Ellen Cavalli, who founded Tilted Shed Ciderworks in 2011 with her husband Scott Heath, acknowledges that industries rise and fall, relocate and consolidate. “I mean, there was no quest to save the prunes, was there?” she says. “Or even the hops. So why apples?”

And yet, to her, they’re still worth fighting for.

Past efforts to save the orchards have focused on history and heritage. “But the reasons to preserve apples,” Cavalli says, “are about more than just nostalgia.” Firstly, she points out, the same terroir that makes a Sonoma County wine exemplary, produces superior apples too. From the old rootstocks to the diurnal shifts in temperature, Cavalli believes the finest ingredients can be found here, and she’s committed to using only local apples for the small-batch cider that’s on pour at her Windsor-based tasting room. Secondly, the environment. “I would guess 95% of all apples grown here are dry-farmed, most of them are organic. They can withstand the crazy California weather fluctuations. Orchards are generous and they don’t take much.” And thirdly, food security: if the remaining orchards go, it’s likely more grapes will fill the void. “It’s scary,” she says, “to think we could lose our last major food crop.”

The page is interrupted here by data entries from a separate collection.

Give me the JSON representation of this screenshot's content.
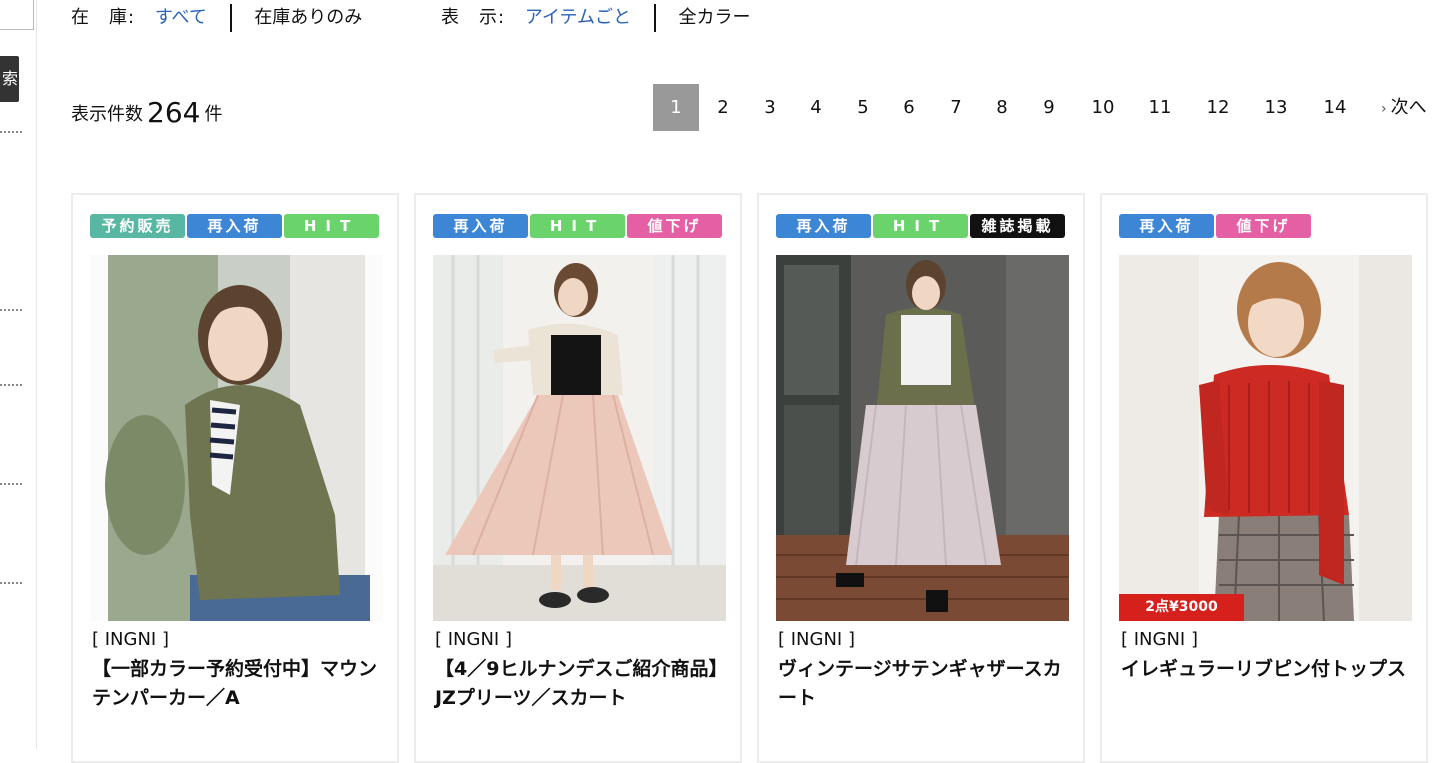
{
  "sidebar": {
    "search_glyph": "索"
  },
  "filters": {
    "stock": {
      "label": "在　庫:",
      "active": "すべて",
      "other": "在庫ありのみ"
    },
    "display": {
      "label": "表　示:",
      "active": "アイテムごと",
      "other": "全カラー"
    }
  },
  "count": {
    "prefix": "表示件数",
    "value": "264",
    "suffix": "件"
  },
  "pagination": {
    "current": "1",
    "pages": [
      "1",
      "2",
      "3",
      "4",
      "5",
      "6",
      "7",
      "8",
      "9",
      "10",
      "11",
      "12",
      "13",
      "14"
    ],
    "next_label": "次へ"
  },
  "badge_colors": {
    "予約販売": "#58b7a2",
    "再入荷": "#3d86d6",
    "HIT": "#6bd36b",
    "値下げ": "#e45fa4",
    "雑誌掲載": "#111111"
  },
  "products": [
    {
      "badges": [
        "予約販売",
        "再入荷",
        "HIT"
      ],
      "brand": "[ INGNI ]",
      "title": "【一部カラー予約受付中】マウンテンパーカー／A",
      "promo": ""
    },
    {
      "badges": [
        "再入荷",
        "HIT",
        "値下げ"
      ],
      "brand": "[ INGNI ]",
      "title": "【4／9ヒルナンデスご紹介商品】JZプリーツ／スカート",
      "promo": ""
    },
    {
      "badges": [
        "再入荷",
        "HIT",
        "雑誌掲載"
      ],
      "brand": "[ INGNI ]",
      "title": "ヴィンテージサテンギャザースカート",
      "promo": ""
    },
    {
      "badges": [
        "再入荷",
        "値下げ"
      ],
      "brand": "[ INGNI ]",
      "title": "イレギュラーリブピン付トップス",
      "promo": "2点¥3000"
    }
  ]
}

Manzana will continue operations through the next season and maintain temporary contracts with a few local growers. But in the meantime, Cavalli, Kolling, and countless others are currently exploring all the options on the table. Could a cooperative of growers take over the facility and run it themselves? Could they diversify, like the Oehlmanns did back in 1922, incorporating a wider array of agricultural crops? Or might another business save the old facility with a more lucrative value-added product? There are locally based cider brands far bigger than Tilted Shed, but despite what some consumers might assume, they too followed the Manzana model, finding it more economical to source most of their apples from the Pacific Northwest.

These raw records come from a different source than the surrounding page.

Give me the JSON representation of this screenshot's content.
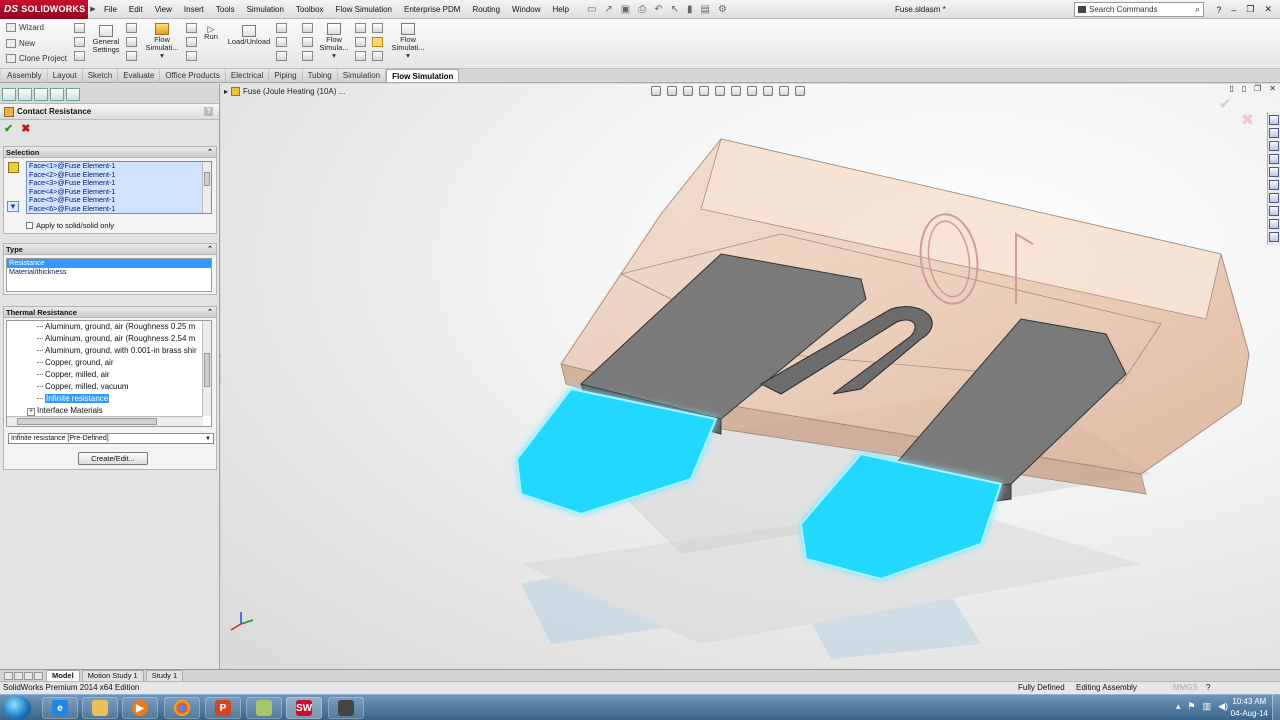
{
  "app": {
    "brand": "SOLIDWORKS",
    "brand_prefix": "DS",
    "document_title": "Fuse.sldasm *"
  },
  "menu": [
    "File",
    "Edit",
    "View",
    "Insert",
    "Tools",
    "Simulation",
    "Toolbox",
    "Flow Simulation",
    "Enterprise PDM",
    "Routing",
    "Window",
    "Help"
  ],
  "search": {
    "placeholder": "Search Commands"
  },
  "command_manager": {
    "wizard": "Wizard",
    "new": "New",
    "clone_project": "Clone Project",
    "general_settings_line1": "General",
    "general_settings_line2": "Settings",
    "flow_sim_1_line1": "Flow",
    "flow_sim_1_line2": "Simulati...",
    "run": "Run",
    "load_unload": "Load/Unload",
    "flow_sim_2_line1": "Flow",
    "flow_sim_2_line2": "Simula...",
    "flow_sim_3_line1": "Flow",
    "flow_sim_3_line2": "Simulati..."
  },
  "tabs": [
    "Assembly",
    "Layout",
    "Sketch",
    "Evaluate",
    "Office Products",
    "Electrical",
    "Piping",
    "Tubing",
    "Simulation",
    "Flow Simulation"
  ],
  "active_tab": "Flow Simulation",
  "property_manager": {
    "title": "Contact Resistance",
    "help": "?",
    "selection": {
      "header": "Selection",
      "faces": [
        "Face<1>@Fuse Element-1",
        "Face<2>@Fuse Element-1",
        "Face<3>@Fuse Element-1",
        "Face<4>@Fuse Element-1",
        "Face<5>@Fuse Element-1",
        "Face<6>@Fuse Element-1"
      ],
      "apply_solid_label": "Apply to solid/solid only"
    },
    "type": {
      "header": "Type",
      "options": [
        "Resistance",
        "Material/thickness"
      ],
      "selected": "Resistance"
    },
    "thermal_resistance": {
      "header": "Thermal Resistance",
      "items": [
        "Aluminum, ground, air (Roughness 0.25 m",
        "Aluminum, ground, air (Roughness 2.54 m",
        "Aluminum, ground, with 0.001-in brass shir",
        "Copper, ground, air",
        "Copper, milled, air",
        "Copper, milled, vacuum",
        "Infinite resistance",
        "Interface Materials"
      ],
      "selected_index": 6,
      "combo_value": "Infinite resistance [Pre-Defined]",
      "create_edit": "Create/Edit..."
    }
  },
  "graphics": {
    "breadcrumb": "Fuse  (Joule Heating (10A) ..."
  },
  "bottom_tabs": [
    "Model",
    "Motion Study 1",
    "Study 1"
  ],
  "status": {
    "edition": "SolidWorks Premium 2014 x64 Edition",
    "definition": "Fully Defined",
    "mode": "Editing Assembly",
    "units": "MMGS"
  },
  "clock": {
    "time": "10:43 AM",
    "date": "04-Aug-14"
  },
  "colors": {
    "accent": "#3399ff",
    "brand": "#c8102e",
    "fuse_body": "#e9c4a6",
    "terminal_glow": "#22d8ff"
  }
}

Emerging government-supported markets provide some hope. In the past few years, CDFA’s Farm to School program has been helping school cafeterias source more products direct from local farms and food hubs. And the new Farms Together program helps food banks do likewise, with a special focus on smaller-scale growers. But markets for fresh produce can’t entirely make up for the loss of Manzana; many apples are simply better suited for juicing than biting into.

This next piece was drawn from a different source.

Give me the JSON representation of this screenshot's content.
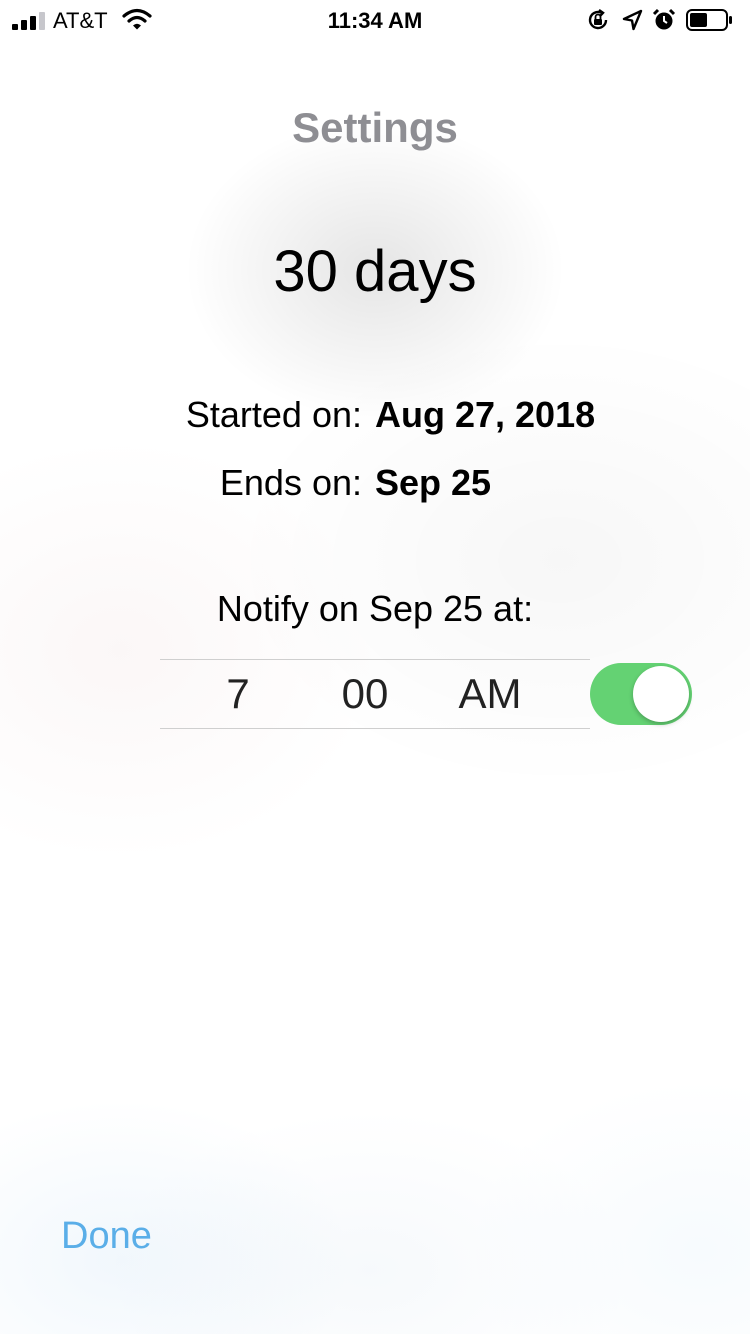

One outcome is that the historic facility on the outskirts of Graton becomes like the Barlow in Sebastopol, a niche shopping area northeast of the downtown that centers nostalgia of the local area’s agricultural heyday. Kolling points out that, despite the inevitability of change, we do deem certain things worthy of preservation: a redwood forest in a national park, say, or an historic building. Why not a crop? Elsewhere in the world, what people grow is intricately tied to their cultural identity. Imagine Greece without its olive groves, China without its rice paddies, Italy without its Parmesan.

In America, however, our identity seems more tied to change itself than to any one thing. And farmers, like communities, don’t always have a say. Even grapes aren’t safe from change. Recent reports warning of a declining global demand for wine, coupled with rising temperatures, drought, and wildfire, has many growers worried. For an industry today synonymous with this region, it might be hard to imagine a future without vines. But 100 years ago, local hop growers might’ve thought the same.

Photo source: Sonoma County Library Archives

For Cavalli, it’s not just about a crop; it’s about who we are, a culture rooted in agricultural diversity that gives Sonoma County not only its sustenance but its identity too. To save that, it’ll require creativity, collaboration, and a lot of faith. “If we believe in the future of these orchards,” says Cavalli, “we’re just going to have to invest in them.” And that, for her and Kolling and dozens of others seeking a path forward, feels like a worthwhile investment.